I'm trying to migrate from Postgresql 9.6, but running into performance
issues.

In this case, I have a query that selects from a table, joins a table, joins
that same table, joins the first table, performs a NOT
firsttable.value=lasttable.value to make sure that I'm not joining an item
with itself. There are indexes for the conditions in each join. When I run
this as a select query, the EXPLAIN output uses index scans the whole way
through. When I SELECT EXISTS(thatquery) FROM firsttable WHERE firsttable.id
IN (1,2,3), the EXPLAIN output switches to using sequential scans. This
destroys performance on this 3.8m row table.


The real case, with a view and multiple queries joined together, trying to
determine if one item (or its preview) has a tag anywhere:
https://www.db-fiddle.com/f/efSF4GbPEbAAUQWRnRCkEp/5

The example case, where I compare an EXISTS() to a flat select:
https://www.db-fiddle.com/f/f96LRpJQF3VFGZo9EP8nMm/0

=======
The SQL for the example, in case db-fiddle goes away

CREATE TABLE boxes (
  itemid INTEGER PRIMARY KEY,
  size INTEGER DEFAULT 0,
  md5 CHARACTER(22),
  prevoid oid DEFAULT 0,
  prevlocal BOOLEAN DEFAULT FALSE
 );
CREATE INDEX prevoid ON boxes (prevoid) WHERE prevoid > 0;
CREATE INDEX boxhash ON boxes(size, SUBSTR(md5, 1, 3));

-- your preview is stored in another location..
CREATE TABLE prevs (
  id INTEGER PRIMARY KEY,
  size INTEGER NOT NULL,
  md5 CHARACTER(22) NOT NULL
  -- location CHARACTER...
 );
CREATE INDEX prevhash ON prevs(size, SUBSTR(md5, 1, 3));

-- ratings
CREATE TABLE box_tags (
  size INTEGER NOT NULL,
  md5 CHARACTER(22) NOT NULL,
  value INTEGER NOT NULL
  );
CREATE INDEX taghashes ON box_tags(size, SUBSTR(md5, 1, 3));

CREATE VIEW other_location AS
SELECT bx_a.itemid, bx_a.prevlocal AS local, bx_other_a.itemid AS bitemid,
bt_a.value
from boxes bx_a
JOIN prevs pv_a ON pv_a.id=(bx_a.prevoid)::INTEGER AND bx_a.prevlocal
JOIN prevs pv1_a ON (pv1_a.size,SUBSTR(pv1_a.md5, 1,
3),pv1_a.md5)=(pv_a.size, SUBSTR(pv_a.md5, 1, 3),pv_a.md5)
JOIN boxes bx_other_a ON bx_other_a.prevoid=(pv1_a.id)::oid AND
bx_other_a.prevlocal
LEFT JOIN box_tags bt_a ON (bt_a.size,SUBSTR(bt_a.md5, 1, 3),
bt_a.md5)=(pv1_a.size,SUBSTR(pv1_a.md5, 1, 3), pv1_a.md5)
WHERE bx_other_a.prevoid > 0 AND NOT bx_a.itemid = bx_other_a.itemid
;

-- ----
-- The examples


EXPLAIN 
SELECT EXISTS(select 1 FROM other_location WHERE itemid=boxes.itemid)
FROM boxes
WHERE boxes.itemid IN (1,2,3);

----
Not copy-pasting the EXPLAIN output, the first query has two subplans. The
first subplan uses indexes, and the second subplan uses  -> Seq Scan on
boxes bx_a_1 (cost=0.00..22.10 rows=605 width=8).

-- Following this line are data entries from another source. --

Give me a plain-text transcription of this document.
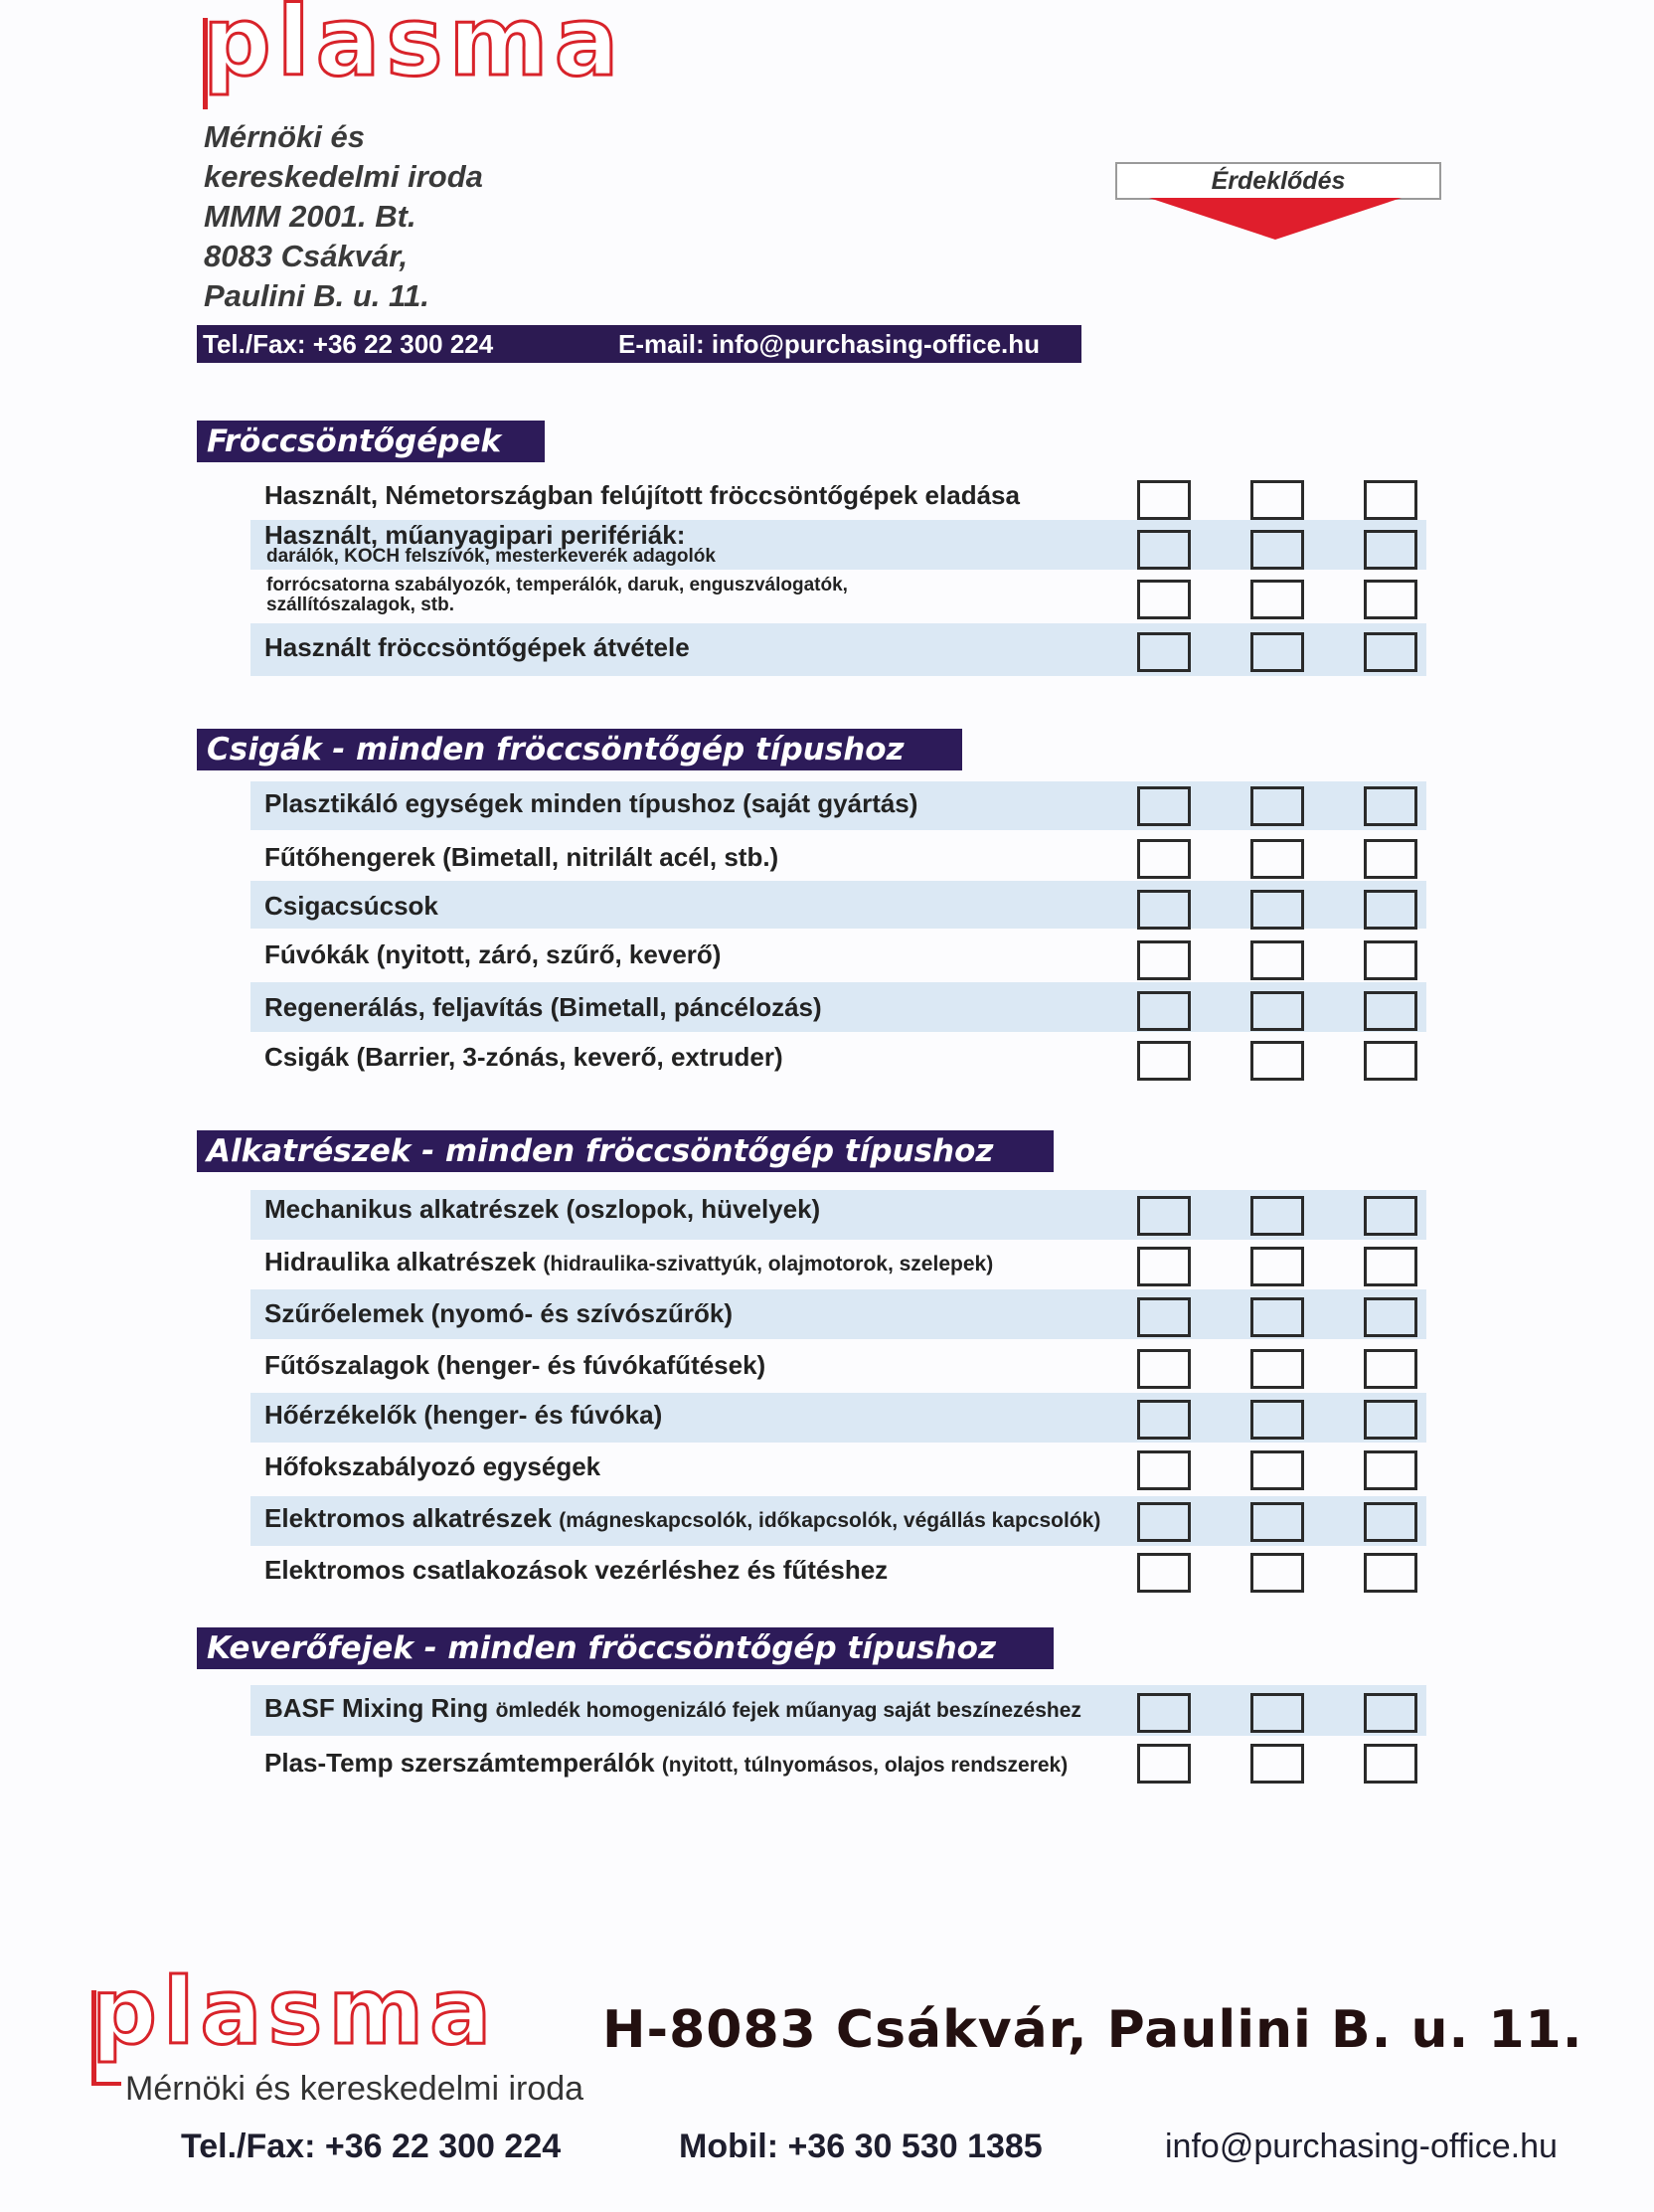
plasma
Mérnöki és
kereskedelmi iroda
MMM 2001. Bt.
8083 Csákvár,
Paulini B. u. 11.
Tel./Fax: +36 22 300 224	E-mail: info@purchasing-office.hu
Érdeklődés
Fröccsöntőgépek
Használt, Németországban felújított fröccsöntőgépek eladása
Használt, műanyagipari perifériák:
darálók, KOCH felszívók, mesterkeverék adagolók
forrócsatorna szabályozók, temperálók, daruk, enguszválogatók,
szállítószalagok, stb.
Használt fröccsöntőgépek átvétele
Csigák - minden fröccsöntőgép típushoz
Plasztikáló egységek minden típushoz (saját gyártás)
Fűtőhengerek (Bimetall, nitrilált acél, stb.)
Csigacsúcsok
Fúvókák (nyitott, záró, szűrő, keverő)
Regenerálás, feljavítás (Bimetall, páncélozás)
Csigák (Barrier, 3-zónás, keverő, extruder)
Alkatrészek - minden fröccsöntőgép típushoz
Mechanikus alkatrészek (oszlopok, hüvelyek)
Hidraulika alkatrészek (hidraulika-szivattyúk, olajmotorok, szelepek)
Szűrőelemek (nyomó- és szívószűrők)
Fűtőszalagok (henger- és fúvókafűtések)
Hőérzékelők (henger- és fúvóka)
Hőfokszabályozó egységek
Elektromos alkatrészek (mágneskapcsolók, időkapcsolók, végállás kapcsolók)
Elektromos csatlakozások vezérléshez és fűtéshez
Keverőfejek - minden fröccsöntőgép típushoz
BASF Mixing Ring ömledék homogenizáló fejek műanyag saját beszínezéshez
Plas-Temp szerszámtemperálók (nyitott, túlnyomásos, olajos rendszerek)
plasma H-8083 Csákvár, Paulini B. u. 11.
Mérnöki és kereskedelmi iroda
Tel./Fax: +36 22 300 224	Mobil: +36 30 530 1385	info@purchasing-office.hu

The second query has no second subplan, and there is no sequential table
scan.

It appears there is a bug: EXISTS() subqueries are not handled as part of
the query, or perhaps they're done in parallel (at extreme cost), or perhaps
something else. In this case, there's no indication of a parallel branch,
and `SET max_parallel_workers_per_gather = 0;` does not change the plan.
I've noticed this problem as well with JOIN (SELECT...) subqueries (but I
didn't make an example), so I believe this isn't about EXISTS(), but rather
about _all_ subqueries now being a performance barrier.

As such, I can't migrate anything with subqueries to Postgres 12. Is this a
bug?


EXPLAIN 
SELECT other_location.bitemid
FROM boxes
JOIN other_location ON other_location.itemid=boxes.itemid
WHERE boxes.itemid IN (1,2,3);


PG Bug reporting form <noreply@postgresql.org> writes:
> In this case, I have a query that selects from a table, joins a table, joins
> that same table, joins the first table, performs a NOT
> firsttable.value=lasttable.value to make sure that I'm not joining an item
> with itself. There are indexes for the conditions in each join. When I run
> this as a select query, the EXPLAIN output uses index scans the whole way
> through. When I SELECT EXISTS(thatquery) FROM firsttable WHERE firsttable.id
> IN (1,2,3), the EXPLAIN output switches to using sequential scans. This
> destroys performance on this 3.8m row table.

Are you claiming that 9.6 did better?  I'm not aware that we changed
anything significant about how a sub-select in a query's select list
works.

The table/view definitions alone are not enough to investigate this,
since it's unlikely that we'd get the same plans on an empty table
as a populated one.  Please see if you can make a self-contained test
case with some dummy data that reproduces the problem (ie better
plan on 9.6 than later).

            regards, tom lane